How long should it take consumers to get used to the rebranding of a widely recognized and frequently used product? A week? A month?
Can such a facelift be so jarring that consumers never adjust to it, leading to a dropoff in the brand’s viability and even ending its very existence?
That worst-case scenario can happen: Just ask Coca-Cola. While that company was strong enough to survive by returning its flagship soda to its original formula, it would likely be pleased if everybody just forgot about New Coke — later called Coke II — and never mentioned it again (and not just because Bill Cosby was the pitchman for the beverage).
Uber, which released a new and drastically altered logo on Feb. 2, isn’t quite into “New Coke” territory just yet. But it has been over a week since the rebrand was launched, and — although we gave the news a passing mention at the time in a different Uber-related story — we still haven’t come to terms with it. Neither have a lot of people.
To unnecessarily answer that rhetorical question: No, Uber is not kidding. And, to be honest, the company has little to be concerned about if some news outlets — this one included — take issue with its redesign.
The more serious issue that Uber ought to be concerned with, however, is how its rebranding is going over with their consumers — the folks who, as is the case with any consumer-facing company, effectively keep the lights on.

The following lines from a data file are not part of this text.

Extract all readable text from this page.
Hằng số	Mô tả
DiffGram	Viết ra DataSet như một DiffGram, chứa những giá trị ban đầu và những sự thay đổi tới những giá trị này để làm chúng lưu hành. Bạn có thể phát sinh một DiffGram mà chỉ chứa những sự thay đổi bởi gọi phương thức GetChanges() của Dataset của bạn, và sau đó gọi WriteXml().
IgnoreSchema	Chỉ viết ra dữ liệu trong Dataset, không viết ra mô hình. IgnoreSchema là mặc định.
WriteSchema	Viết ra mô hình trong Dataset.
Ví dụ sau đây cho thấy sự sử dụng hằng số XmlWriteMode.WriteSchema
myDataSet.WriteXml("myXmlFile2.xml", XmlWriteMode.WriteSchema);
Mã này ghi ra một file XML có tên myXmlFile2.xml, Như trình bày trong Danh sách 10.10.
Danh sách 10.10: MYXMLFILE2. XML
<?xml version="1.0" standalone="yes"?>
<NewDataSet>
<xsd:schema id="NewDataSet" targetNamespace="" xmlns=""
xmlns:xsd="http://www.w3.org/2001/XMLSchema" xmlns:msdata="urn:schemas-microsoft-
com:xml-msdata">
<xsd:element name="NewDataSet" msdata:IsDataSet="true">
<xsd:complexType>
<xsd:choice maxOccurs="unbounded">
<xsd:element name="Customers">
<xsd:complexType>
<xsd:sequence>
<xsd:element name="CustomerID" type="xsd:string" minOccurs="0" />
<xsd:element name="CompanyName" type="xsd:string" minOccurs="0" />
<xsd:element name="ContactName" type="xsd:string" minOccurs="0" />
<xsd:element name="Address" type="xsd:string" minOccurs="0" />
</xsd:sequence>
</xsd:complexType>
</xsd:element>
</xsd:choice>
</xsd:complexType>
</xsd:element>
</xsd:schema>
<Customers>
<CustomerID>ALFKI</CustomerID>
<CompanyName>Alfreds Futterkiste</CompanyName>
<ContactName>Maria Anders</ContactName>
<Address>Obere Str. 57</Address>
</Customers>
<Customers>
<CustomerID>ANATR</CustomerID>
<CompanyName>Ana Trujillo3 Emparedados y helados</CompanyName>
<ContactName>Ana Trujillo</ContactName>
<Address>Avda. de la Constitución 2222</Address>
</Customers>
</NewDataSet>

So far, not so good, on that front.
The day that the Uber redesign was unveiled, CNNMoney shared a few choice opinions of it that users had posted to Twitter. Those consumers used words like “underwhelming” and “disgusting;” one person on the social media platform even posited a humorous but legitimate potential outcome of the logo change: that people coming out of bars at 2 a.m. would, in their inebriated states, be unable to recognize the Uber app on their phones.
At the center of complaints about Uber’s new look — which replaced the simple, silver-on-black “U” design with something the company is calling “the atom and bit” (basically, a “U” swollen into a nearly unrecognizable circle and knocked on its side over a background reminiscent of the regrettable laser-scape used unironically in countless school photos during the 1980s) — is the question: Why?
Why would a company that is arguably one of the biggest game-changers of the last decade — not just in the transportation, technology and mobile app spaces but in the consumer product space writ large, one whose very name represents the idiomatic standard for what startups seek to emulate and whose ceiling was far from having been reached — abruptly do an about-face with its … well … face?
Wired took a deep dive into Uber’s rebranding in search of an answer to that question and basically found it to be of two, not exactly equal, parts.
On one hand, shares the outlet, Uber’s design director, Shalin Amin, had, since joining the company in 2012, taken issue with the logo on a number of fronts: He didn’t like that it was different on iOS from what it was on Android; he felt that the letters in the word “Uber” on the logotype were spaced too far apart from each other; and he thought that the standalone, stylized “U” logo looked awkward when it appeared next to the logotype.
“It read U-UBER,” Amin told Wired, “like ‘Oooober.’”
Meanwhile, says Wired, in 2013, Uber CEO and Founder Travis Kalanick — with his company having launched UberX and with UberCOMMUTE and UberPOOL in the works — basically decided that it was time for a refresh.
Three years later, Kalanick and Amin (with help from communications designer Catherine Ray) had their “atom and bit” designed, which took its name, the Wired story shares, from a blog post that Kalanick had written in 2013.
And that was it.
Essentially, the explanation for Uber redesigning its logo is that Uber felt like redesigning its logo.
It’s worth noting that, the day after the rebrand was made public, Andrew Crow, Uber’s head of design — who was conspicuously absent from that Wired story — announced that he was leaving the company. While Crow did not make any reference to the logo in that announcement, one might infer that he was not a fan of it or the process involved.
Crow’s publicly unknown feelings on the matter aside, does Uber — or any company that implements a change like the one Uber did — owe itself any explanation beyond that it felt like making the change? Of course not. Uber is Kalanick’s company; he can do what he wants with it.
By that same token, Uber’s investors — who have lifted the company to a valuation in the range of $60 billion to $70 billion — are free to do what they want with their money. And if the largely negative consumer reaction to Uber’s new look translates into lower usage of the app, those investors might be a little stingier when the next turn for funding comes around.
Of course, it is far too early to gauge if social media chatter will have an effect on real-world spending related to Uber, and even if it eventually did, Uber would have plenty of time to pull a “New Coke” and throw out the new design in favor of the classic one.
If nothing else, though, Lyft is probably feeling less embarrassed right now about having taken so long to do away with those giant, furry pink mustaches it used to put on the front of its cars. Never mind New Coke; those things really bit the wax tadpole.